A Chat with a ChatGPT Jailbreaker, State Actors & Disinformation, Verbal > Math?
A few articles and apps for you to check out.
Morning y’all!
I hope you had a restful weekend! I certainly did as I planned on doing nothing and that’s precisely what I did. Nothing.
After a long week and a big one ahead I know myself well enough to take a real break so that I don’t entirely burn out. Right?
※\(^o^)/※
— Summer
NVIDIA continues to showcase the speed at which they move with a new series of next-gen “Rubin” chips, gaming assistants, and more.
It’s a long chat but the coverage is interesting.
Swiss biocomputing startup has launched Neuroplatform, the first online system that allows scientists to use living brain cells for computing.
Oh:
Meet Eve, your trusted AI-powered Stress Coach, combining the warmth of a close friend with the wisdom of an experienced life coach. Navigate workplace stress with ease, as Eve is always ready to listen and empathize.
Sounds kind of neat.
Consistent character creation?
InstantID, IPAdapter, Controlnet, and FaceDetailer are combined in this tool to create consistent and realistic images of a character in various poses. It's open source for non-commercial use.
I gave it a whirl with a real picture of myself and I didn’t hate it.
These tools are getting better and better (and cheaper).
Fontjoy helps designers find perfect font pairings in one click. Very useful.
Will AI make verbal skills more valuable than math?
I'll say the AI thing broadly, the LLMs, it's a big breakthrough, it's very important. And it's striking to me how bad Silicon Valley is at talking about these sorts of things. The questions are either way too narrow, where it's something like, 'is the next transformer model going to improve by 20% on the last one?' or they're maybe too cosmic, where it's like we go straight to the simulation theory of the universe. And surely there are a lot of in-betweenquestions one could ask.
My intuition would be it's going to be quite opposite where it seems much worse for math people than the word people. What people have told me is they think within 3 to 5 years Al models will be able to solve all US Math Olympiad problems. That would shift things quite a bit. There's a longer history I have on math versus verbal riff. If you ask when did our society bias towards testing people more for math ability, I believe it was during the French Revolution because it was believed verbal ability ran in families, math ability was distributed in an idiot savant way throughout the population.
If we prioritized math ability, it had a meritocratic but also egalitarian effect on society. Maybe it's a control mechanism where math people are singularly clueless, don't understand anything but if we put them on a pedestal, tell everyone else you need to be like a math person, it's a way to control things or like a chess randmaster doesn't understand anything about the world, that's a way to control things.
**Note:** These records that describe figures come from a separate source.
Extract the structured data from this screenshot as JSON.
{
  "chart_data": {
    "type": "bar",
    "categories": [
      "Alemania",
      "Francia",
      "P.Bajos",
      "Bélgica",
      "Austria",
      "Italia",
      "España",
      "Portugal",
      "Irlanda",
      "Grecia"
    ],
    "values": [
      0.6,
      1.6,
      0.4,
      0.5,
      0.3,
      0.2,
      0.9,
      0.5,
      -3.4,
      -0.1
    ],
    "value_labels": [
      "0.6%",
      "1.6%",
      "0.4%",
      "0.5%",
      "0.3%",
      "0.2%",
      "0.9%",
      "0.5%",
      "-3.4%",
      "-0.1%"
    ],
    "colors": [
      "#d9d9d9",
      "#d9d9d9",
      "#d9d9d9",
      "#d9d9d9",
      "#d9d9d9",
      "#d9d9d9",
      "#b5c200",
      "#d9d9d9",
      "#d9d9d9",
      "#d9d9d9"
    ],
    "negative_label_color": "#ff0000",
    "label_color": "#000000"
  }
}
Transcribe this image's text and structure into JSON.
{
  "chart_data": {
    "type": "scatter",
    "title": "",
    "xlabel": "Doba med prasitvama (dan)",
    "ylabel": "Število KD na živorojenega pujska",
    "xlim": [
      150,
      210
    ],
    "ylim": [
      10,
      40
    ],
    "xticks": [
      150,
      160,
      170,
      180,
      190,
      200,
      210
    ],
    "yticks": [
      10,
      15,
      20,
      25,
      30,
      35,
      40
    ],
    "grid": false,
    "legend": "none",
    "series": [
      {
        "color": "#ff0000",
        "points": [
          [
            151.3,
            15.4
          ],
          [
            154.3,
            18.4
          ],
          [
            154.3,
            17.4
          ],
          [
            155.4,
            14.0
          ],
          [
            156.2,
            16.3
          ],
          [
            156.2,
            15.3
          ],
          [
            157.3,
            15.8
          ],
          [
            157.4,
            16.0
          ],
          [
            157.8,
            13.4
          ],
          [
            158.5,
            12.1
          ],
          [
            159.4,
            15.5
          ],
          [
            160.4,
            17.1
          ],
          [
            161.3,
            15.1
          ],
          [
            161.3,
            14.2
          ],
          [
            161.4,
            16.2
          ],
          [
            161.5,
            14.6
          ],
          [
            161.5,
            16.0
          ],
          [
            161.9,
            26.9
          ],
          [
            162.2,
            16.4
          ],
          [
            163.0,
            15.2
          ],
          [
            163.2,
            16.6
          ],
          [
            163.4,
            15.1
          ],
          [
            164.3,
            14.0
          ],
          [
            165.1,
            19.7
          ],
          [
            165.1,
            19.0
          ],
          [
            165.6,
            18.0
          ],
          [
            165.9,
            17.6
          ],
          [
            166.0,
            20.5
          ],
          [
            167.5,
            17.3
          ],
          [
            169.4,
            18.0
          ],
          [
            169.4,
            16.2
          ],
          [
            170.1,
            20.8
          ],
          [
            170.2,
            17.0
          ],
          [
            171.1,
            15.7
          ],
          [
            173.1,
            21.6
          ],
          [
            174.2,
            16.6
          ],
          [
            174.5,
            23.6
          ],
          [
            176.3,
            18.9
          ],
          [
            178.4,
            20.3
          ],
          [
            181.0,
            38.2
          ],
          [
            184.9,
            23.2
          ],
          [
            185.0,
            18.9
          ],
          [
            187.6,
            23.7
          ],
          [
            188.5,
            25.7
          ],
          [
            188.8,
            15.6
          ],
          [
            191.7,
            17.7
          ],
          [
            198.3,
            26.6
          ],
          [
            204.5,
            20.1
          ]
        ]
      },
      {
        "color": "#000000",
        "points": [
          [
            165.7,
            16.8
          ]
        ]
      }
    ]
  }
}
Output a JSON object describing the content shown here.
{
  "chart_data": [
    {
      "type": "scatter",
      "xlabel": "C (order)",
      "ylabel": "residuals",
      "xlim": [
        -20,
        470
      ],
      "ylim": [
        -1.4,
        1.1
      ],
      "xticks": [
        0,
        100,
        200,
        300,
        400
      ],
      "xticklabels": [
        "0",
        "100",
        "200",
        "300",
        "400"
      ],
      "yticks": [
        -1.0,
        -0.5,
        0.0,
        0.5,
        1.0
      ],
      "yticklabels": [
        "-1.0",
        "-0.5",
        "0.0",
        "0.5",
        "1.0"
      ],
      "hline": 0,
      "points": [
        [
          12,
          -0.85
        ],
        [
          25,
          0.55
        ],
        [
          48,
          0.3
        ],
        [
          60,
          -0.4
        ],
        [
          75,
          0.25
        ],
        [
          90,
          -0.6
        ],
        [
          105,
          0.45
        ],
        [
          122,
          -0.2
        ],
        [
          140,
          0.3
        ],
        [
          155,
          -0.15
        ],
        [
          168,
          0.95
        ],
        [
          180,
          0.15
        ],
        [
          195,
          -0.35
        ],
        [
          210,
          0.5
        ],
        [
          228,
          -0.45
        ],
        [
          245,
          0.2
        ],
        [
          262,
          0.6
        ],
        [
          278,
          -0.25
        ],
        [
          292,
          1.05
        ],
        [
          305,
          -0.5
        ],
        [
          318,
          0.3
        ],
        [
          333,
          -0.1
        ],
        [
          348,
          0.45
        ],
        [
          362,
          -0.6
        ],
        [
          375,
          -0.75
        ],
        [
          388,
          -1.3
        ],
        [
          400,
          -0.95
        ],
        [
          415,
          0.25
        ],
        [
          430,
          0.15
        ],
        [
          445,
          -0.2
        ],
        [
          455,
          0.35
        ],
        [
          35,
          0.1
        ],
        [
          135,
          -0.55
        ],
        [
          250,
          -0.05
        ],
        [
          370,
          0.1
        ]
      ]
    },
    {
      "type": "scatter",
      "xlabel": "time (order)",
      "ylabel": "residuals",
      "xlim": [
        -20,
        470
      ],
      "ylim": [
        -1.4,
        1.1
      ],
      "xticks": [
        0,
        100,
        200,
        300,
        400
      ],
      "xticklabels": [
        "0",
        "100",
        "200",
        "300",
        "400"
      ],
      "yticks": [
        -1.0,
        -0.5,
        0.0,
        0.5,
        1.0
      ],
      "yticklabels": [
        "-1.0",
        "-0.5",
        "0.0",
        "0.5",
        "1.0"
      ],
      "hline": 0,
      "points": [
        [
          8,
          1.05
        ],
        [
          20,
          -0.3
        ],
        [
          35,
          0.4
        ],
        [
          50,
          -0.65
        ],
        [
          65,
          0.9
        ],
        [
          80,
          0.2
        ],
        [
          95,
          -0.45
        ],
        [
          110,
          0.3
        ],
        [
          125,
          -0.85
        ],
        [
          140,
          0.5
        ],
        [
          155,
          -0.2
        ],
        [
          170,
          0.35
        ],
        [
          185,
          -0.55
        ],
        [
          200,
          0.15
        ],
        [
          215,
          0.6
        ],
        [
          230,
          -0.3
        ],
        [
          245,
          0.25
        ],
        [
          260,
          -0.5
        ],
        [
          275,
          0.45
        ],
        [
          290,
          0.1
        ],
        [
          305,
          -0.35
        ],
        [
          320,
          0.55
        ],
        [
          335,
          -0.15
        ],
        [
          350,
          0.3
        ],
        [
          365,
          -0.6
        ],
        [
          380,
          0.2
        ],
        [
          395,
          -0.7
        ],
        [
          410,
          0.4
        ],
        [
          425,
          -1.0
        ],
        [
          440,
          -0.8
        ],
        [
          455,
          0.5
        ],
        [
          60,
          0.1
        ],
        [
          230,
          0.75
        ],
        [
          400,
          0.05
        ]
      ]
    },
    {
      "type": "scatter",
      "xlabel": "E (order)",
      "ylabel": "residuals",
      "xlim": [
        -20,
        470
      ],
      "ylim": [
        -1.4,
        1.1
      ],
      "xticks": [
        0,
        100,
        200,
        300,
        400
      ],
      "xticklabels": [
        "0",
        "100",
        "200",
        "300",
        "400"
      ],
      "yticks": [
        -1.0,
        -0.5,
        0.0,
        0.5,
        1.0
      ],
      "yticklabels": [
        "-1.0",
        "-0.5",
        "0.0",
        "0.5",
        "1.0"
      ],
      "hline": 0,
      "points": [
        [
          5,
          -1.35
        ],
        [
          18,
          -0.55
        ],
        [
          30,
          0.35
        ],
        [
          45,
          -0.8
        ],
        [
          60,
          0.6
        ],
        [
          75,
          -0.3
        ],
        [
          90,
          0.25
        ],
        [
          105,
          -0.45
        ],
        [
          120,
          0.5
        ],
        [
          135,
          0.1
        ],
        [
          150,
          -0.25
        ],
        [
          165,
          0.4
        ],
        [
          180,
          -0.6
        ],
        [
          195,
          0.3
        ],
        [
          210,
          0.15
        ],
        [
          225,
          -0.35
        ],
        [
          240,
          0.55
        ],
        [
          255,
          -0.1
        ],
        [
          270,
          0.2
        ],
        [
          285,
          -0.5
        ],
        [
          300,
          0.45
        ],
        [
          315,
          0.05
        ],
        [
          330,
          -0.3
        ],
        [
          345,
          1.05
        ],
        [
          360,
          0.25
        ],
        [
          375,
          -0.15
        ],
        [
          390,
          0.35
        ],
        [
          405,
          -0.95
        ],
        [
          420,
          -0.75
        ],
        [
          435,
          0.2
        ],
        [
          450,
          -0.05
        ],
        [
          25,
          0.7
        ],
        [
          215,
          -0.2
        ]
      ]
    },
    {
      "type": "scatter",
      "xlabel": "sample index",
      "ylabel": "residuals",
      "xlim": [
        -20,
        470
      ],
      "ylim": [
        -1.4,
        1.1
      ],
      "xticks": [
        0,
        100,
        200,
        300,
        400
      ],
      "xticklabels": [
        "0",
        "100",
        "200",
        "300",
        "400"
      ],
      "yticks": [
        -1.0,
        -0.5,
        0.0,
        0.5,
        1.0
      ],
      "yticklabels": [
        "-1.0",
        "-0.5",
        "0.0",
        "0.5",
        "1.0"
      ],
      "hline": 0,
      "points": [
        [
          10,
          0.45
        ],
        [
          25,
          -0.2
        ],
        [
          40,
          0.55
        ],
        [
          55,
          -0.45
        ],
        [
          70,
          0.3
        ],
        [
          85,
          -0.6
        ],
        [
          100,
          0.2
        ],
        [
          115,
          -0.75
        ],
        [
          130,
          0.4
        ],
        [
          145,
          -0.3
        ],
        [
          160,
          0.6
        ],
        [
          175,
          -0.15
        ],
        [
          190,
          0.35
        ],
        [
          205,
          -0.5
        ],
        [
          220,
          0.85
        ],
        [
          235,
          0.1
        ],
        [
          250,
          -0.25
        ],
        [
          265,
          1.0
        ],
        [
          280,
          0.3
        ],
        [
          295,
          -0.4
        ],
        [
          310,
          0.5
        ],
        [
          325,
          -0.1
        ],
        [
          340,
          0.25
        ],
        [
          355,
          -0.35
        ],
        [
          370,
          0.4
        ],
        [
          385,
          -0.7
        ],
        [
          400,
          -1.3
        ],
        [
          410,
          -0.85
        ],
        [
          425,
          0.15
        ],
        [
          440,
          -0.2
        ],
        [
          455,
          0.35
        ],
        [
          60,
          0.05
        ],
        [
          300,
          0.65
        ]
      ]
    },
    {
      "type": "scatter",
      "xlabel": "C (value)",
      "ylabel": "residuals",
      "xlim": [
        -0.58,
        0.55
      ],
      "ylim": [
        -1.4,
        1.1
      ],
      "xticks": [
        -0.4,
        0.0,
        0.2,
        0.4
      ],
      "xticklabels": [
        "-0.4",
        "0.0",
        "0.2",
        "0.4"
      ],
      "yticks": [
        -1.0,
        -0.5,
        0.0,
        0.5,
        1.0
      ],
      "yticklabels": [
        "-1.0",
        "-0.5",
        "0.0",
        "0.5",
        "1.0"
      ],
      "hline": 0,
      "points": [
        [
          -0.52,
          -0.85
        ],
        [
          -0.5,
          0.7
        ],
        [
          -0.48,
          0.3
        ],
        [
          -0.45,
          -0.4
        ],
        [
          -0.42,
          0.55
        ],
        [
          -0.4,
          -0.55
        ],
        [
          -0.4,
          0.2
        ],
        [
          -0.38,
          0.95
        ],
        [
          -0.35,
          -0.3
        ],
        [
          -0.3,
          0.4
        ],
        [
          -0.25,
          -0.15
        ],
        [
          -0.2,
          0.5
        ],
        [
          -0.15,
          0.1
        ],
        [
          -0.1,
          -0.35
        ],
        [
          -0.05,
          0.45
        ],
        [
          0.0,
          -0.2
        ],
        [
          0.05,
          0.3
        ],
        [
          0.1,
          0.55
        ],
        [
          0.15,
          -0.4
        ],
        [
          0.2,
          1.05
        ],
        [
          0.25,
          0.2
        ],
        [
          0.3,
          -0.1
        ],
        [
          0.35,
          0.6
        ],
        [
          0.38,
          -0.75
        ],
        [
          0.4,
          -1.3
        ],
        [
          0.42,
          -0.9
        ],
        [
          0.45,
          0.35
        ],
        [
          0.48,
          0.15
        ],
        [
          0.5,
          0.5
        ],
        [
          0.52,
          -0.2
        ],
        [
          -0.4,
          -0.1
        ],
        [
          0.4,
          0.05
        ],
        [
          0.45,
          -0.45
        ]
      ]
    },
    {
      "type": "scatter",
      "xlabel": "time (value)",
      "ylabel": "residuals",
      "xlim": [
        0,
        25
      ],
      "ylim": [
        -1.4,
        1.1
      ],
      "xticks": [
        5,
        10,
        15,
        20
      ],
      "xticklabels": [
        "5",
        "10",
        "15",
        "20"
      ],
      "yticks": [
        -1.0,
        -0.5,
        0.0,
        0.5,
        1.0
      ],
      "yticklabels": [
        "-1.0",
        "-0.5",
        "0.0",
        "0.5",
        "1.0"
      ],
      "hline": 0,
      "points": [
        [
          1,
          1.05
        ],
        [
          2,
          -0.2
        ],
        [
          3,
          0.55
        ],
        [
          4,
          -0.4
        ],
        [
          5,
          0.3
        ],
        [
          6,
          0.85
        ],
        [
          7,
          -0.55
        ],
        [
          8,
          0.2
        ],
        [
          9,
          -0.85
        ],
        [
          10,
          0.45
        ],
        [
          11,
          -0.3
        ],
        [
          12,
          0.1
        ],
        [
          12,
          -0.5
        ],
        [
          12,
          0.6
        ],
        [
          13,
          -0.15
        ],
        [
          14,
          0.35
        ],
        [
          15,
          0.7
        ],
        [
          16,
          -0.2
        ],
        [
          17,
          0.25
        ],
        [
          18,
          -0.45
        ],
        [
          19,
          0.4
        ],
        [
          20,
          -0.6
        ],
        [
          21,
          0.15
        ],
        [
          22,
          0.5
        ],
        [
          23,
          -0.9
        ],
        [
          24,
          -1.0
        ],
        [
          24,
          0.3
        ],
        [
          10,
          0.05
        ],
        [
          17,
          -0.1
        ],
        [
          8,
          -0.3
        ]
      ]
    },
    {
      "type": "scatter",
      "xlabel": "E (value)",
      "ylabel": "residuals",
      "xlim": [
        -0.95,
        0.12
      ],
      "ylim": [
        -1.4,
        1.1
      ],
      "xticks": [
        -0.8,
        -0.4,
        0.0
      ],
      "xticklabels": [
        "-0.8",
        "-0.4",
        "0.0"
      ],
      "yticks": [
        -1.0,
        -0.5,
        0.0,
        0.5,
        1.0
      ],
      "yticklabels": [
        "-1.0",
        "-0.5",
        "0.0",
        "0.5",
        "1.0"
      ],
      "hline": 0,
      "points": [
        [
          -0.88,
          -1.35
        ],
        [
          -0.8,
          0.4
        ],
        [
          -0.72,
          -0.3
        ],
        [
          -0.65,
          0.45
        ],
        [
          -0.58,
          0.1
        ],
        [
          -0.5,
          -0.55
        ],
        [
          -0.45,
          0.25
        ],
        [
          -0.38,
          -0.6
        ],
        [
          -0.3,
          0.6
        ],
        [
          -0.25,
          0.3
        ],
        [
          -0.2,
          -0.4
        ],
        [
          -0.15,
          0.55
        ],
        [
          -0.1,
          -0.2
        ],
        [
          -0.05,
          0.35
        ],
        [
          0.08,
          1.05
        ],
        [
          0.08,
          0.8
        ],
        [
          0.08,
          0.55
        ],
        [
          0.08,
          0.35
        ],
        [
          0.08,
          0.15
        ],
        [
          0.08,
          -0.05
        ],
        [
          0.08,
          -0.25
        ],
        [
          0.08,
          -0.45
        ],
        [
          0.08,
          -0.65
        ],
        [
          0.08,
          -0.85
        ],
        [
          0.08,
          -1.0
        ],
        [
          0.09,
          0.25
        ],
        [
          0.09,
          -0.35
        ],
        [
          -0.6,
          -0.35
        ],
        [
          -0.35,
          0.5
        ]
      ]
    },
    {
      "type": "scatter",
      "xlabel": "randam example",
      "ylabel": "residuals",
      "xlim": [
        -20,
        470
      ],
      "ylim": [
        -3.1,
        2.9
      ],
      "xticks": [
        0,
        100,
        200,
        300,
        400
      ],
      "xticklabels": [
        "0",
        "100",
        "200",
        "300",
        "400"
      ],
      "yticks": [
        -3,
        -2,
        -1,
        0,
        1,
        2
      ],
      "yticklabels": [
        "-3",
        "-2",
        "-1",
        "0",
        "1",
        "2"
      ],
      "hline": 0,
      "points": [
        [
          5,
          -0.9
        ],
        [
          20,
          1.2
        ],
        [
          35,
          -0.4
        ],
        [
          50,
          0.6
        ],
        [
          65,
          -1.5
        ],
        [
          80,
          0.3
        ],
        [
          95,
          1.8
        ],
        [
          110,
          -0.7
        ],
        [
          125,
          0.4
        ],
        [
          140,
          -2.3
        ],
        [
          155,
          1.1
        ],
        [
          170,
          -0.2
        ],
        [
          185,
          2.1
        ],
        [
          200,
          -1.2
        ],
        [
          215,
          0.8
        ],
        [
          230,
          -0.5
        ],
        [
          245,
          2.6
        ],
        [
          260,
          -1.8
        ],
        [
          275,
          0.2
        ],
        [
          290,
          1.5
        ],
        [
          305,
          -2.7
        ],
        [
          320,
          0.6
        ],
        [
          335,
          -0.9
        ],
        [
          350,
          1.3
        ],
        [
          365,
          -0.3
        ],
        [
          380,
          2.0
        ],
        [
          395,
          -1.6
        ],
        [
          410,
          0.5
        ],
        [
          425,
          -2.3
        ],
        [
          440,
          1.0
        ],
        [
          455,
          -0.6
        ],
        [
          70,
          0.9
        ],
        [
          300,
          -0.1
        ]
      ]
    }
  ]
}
If I fast forward to Silicon Valley in the early 21st century, it's way too biased towards math people. I don't know if it's the French Revolution thing or a Russian Straussian secret cabal control thing where you prioritize math, but that's deeply unstable and that's what I would bet on getting reversed. Isn't it like a place where math ability, you know it's a test for everything right? If you want to go to medical school, we weed people out through physics and calculus.
I'm not sure that's correlated with your dexterity as a neurosurgeon. I don't want someone operating on my brain doing prime number factorizations in their head while operating on my brain. In the late '80s early 90s I had a chess bias because I was a good chess player and my chess bias was you should test everyone on chess ability and that should be the gating factor. Why even do math, why not just chess? That got undermined by computers in 1997.
Isn't that what's going to happen to math and isn't that a long overdue rebalancing of our society?
Makes one think.
Anthropic’s Chief of Staff shares some candid thoughts on what it’s been like working at the frontier of AI tech:
I work at a frontier AI company. With every iteration of our model, I am confronted with something more capable and general than before. At this stage, it can competently generate cogent content on a wide range of topics. It can summarize and analyze texts passably well. As someone who at one point made money as a freelance writer and prided myself on my ability to write large amounts of content quickly, a skill which—like cutting blocks of ice from a frozen pond—is arguably obsolete, I find it hard not to notice these advances. Freelance writing was always an oversubscribed skillset, and the introduction of language models has further intensified competition.
An AI corporate planner so you can get the best venues for your next event.
An interview with a ChatGPT jailbreaker and what motivates them to do what they do. I empathize with this:
I intensely dislike when I’m told I can’t do something. Telling me I can’t do something is a surefire way to light a fire in my belly, and I can be obsessively persistent. Finding new jailbreaks feels like not only liberating the AI, but a personal victory over the large amount of resources and researchers who you’re competing against.
Sometimes you just have to break it.
Someone had thoughts and they posted them. In particular, how to build products with LLMs and their experience doing it.
An OpenAI analysis shows the efforts of some state-backed actors to conduct online disinformation campaigns using AI systems. So far, these campaigns have gained little traction, but, it’s only a matter of time.